# **_Molecular Framework Results Merging_**


## Environment Setting Up and Packages Importing:
        !conda activate env-framework
        Please generate this environment from the .yml file: framework.yml

In [None]:
import sys
import time
import glob, os

import pandas as pd
from tqdm import tqdm 
import pickle
import numpy as np

#RDKit:
from rdkit.Chem import AllChem
from rdkit.Chem import rdchem
from rdkit import Chem
from rdkit.Chem.rdmolops import *
from rdkit.Chem import PandasTools
from rdkit.Chem.Draw import MolsToGridImage

### 1. Collect all the Pickle Files in the Results Folder:

In [None]:
# Target Directory (contains all 'filename-sorted-without-ROMol.pickle')
directory = str(os.getcwd()) + "/results"

iteration = 0
row_count = 0

for filename in os.listdir(directory):
    if filename.endswith(".pickle"):
        
        iteration += 1
        if iteration == 1:
            df = pd.read_pickle('results/' + filename)
            #print("basis lenght = " + str(len(df)))
            row_count += len(df)

        if iteration != 1:
            df2 = pd.read_pickle('results/' + filename)
            #print("added lenght = " + str(len(df2)))
            row_count += len(df2)

            df = df.append(df2, 2)

print("Total enteries that have been merged: \t" + str(row_count))

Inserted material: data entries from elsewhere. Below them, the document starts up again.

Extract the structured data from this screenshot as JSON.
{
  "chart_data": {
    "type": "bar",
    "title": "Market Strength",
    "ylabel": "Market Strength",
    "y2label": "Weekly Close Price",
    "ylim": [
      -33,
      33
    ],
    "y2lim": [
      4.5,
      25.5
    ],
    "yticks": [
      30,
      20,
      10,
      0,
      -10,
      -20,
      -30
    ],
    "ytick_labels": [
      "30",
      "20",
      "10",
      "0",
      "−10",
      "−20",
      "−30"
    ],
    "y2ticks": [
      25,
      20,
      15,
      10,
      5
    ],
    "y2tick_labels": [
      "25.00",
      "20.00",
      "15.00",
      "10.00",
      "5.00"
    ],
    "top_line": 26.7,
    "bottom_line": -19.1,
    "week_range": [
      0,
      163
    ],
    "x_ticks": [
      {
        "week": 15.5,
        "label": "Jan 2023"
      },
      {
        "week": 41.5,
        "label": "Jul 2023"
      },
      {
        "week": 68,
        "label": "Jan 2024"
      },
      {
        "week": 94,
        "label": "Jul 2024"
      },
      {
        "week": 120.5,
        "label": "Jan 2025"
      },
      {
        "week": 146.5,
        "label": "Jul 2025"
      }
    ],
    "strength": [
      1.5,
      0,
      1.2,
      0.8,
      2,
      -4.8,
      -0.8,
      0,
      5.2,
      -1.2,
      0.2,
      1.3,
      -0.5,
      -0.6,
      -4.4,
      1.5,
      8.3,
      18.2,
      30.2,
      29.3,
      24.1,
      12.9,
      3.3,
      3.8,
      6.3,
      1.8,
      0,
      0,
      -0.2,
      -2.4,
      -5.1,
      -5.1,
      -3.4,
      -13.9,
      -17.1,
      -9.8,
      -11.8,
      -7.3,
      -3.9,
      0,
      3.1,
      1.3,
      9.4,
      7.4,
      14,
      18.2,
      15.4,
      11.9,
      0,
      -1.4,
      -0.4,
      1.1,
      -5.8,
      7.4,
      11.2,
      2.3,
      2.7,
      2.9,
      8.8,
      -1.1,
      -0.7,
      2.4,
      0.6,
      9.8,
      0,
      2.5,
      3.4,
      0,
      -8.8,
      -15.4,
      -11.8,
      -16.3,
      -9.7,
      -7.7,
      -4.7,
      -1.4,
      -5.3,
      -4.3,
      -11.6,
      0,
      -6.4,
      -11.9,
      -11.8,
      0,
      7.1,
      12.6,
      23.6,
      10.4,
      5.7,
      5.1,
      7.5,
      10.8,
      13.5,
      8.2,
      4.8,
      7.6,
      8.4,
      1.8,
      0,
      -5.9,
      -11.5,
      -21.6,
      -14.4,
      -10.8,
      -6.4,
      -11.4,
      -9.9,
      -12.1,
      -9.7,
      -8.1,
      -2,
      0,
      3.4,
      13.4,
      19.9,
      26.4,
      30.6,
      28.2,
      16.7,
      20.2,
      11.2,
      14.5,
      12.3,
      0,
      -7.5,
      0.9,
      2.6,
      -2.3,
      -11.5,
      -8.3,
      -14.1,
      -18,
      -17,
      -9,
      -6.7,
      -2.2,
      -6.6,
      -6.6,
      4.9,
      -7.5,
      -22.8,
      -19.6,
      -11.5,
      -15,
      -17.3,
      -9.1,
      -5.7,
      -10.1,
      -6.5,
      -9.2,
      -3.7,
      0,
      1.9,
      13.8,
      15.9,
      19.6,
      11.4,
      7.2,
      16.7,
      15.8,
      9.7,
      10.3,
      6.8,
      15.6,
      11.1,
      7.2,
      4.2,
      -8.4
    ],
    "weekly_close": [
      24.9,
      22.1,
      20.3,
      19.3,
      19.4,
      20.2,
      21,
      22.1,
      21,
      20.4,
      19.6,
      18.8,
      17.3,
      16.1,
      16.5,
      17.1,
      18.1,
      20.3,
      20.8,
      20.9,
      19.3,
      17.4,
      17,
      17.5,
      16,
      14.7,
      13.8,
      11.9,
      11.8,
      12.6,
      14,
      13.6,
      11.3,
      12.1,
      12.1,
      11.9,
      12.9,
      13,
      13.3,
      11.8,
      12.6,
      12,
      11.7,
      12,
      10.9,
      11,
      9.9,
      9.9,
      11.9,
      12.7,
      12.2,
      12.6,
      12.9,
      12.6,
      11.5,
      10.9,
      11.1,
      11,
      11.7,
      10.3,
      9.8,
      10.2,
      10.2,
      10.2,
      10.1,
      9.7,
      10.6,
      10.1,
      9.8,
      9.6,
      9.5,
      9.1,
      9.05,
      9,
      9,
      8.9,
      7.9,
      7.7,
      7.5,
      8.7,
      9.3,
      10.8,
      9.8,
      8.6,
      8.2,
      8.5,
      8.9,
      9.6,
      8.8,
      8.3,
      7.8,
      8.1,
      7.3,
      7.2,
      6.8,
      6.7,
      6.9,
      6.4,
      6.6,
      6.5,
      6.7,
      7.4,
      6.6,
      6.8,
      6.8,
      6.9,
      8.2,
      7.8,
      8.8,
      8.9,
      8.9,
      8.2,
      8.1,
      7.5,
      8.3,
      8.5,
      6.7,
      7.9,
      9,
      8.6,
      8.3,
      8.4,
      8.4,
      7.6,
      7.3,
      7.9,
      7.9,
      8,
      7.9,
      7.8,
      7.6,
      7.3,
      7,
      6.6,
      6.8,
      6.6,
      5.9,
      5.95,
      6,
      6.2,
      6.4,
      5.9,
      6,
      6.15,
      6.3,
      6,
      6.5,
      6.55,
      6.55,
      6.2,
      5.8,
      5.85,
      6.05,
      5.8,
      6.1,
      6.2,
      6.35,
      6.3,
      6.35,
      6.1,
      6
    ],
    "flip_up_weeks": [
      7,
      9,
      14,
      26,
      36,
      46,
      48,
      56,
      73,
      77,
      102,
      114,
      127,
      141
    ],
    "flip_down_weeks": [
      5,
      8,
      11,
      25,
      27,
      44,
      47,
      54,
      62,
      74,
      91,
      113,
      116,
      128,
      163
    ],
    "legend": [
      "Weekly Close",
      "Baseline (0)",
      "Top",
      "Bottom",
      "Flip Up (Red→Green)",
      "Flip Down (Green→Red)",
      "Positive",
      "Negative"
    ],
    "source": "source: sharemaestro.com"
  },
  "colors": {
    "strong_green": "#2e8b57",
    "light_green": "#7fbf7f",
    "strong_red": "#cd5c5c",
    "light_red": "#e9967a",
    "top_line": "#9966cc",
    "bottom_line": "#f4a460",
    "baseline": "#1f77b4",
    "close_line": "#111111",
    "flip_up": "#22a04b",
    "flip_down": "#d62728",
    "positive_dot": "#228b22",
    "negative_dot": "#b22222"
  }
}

### 2. Group the Molecules by Same Frameworks:

In [None]:
df_result = df.groupby(['Framework'], as_index = False).agg({'Frequency': 'sum'})

In [None]:
len(df_result)
print("The number of frameworks obtained is:", len(df_result)-1)

### 3. Sort the Data According to the Frequency:

In [None]:
# For the data already has frequency:
df_result = df_result.sort_values(by=['Frequency'], ascending = False)

In [None]:
# Reset the index:
df_result = df_result.reset_index(drop = True)
df_result

In [None]:
# Save the pickle file:
with open("results_merged.pickle", "wb") as f:
    pickle.dump(df_result,f)

### 4. Display the Frameworks:

In [None]:
# For the databases too large, display the first 10000 frameworks:
df_result = df_result.head(10000)

In [None]:
# Add ROMol to each framework:
PandasTools.AddMoleculeColumnToFrame(df_result, smilesCol = "Framework")
df_result.head(3)

# If the ROMols already have been added before, to display them again:
# PandasTools.RenderImagesInAllDataFrames(images=True)

In [None]:
# Display the results (all or top 10000 frequent frameworks) in a .html file:

fmolport = open('top-10000-results-with-ROMol.html','w')
h = df_result.to_html()
fmolport.write(h)
fmolport.close()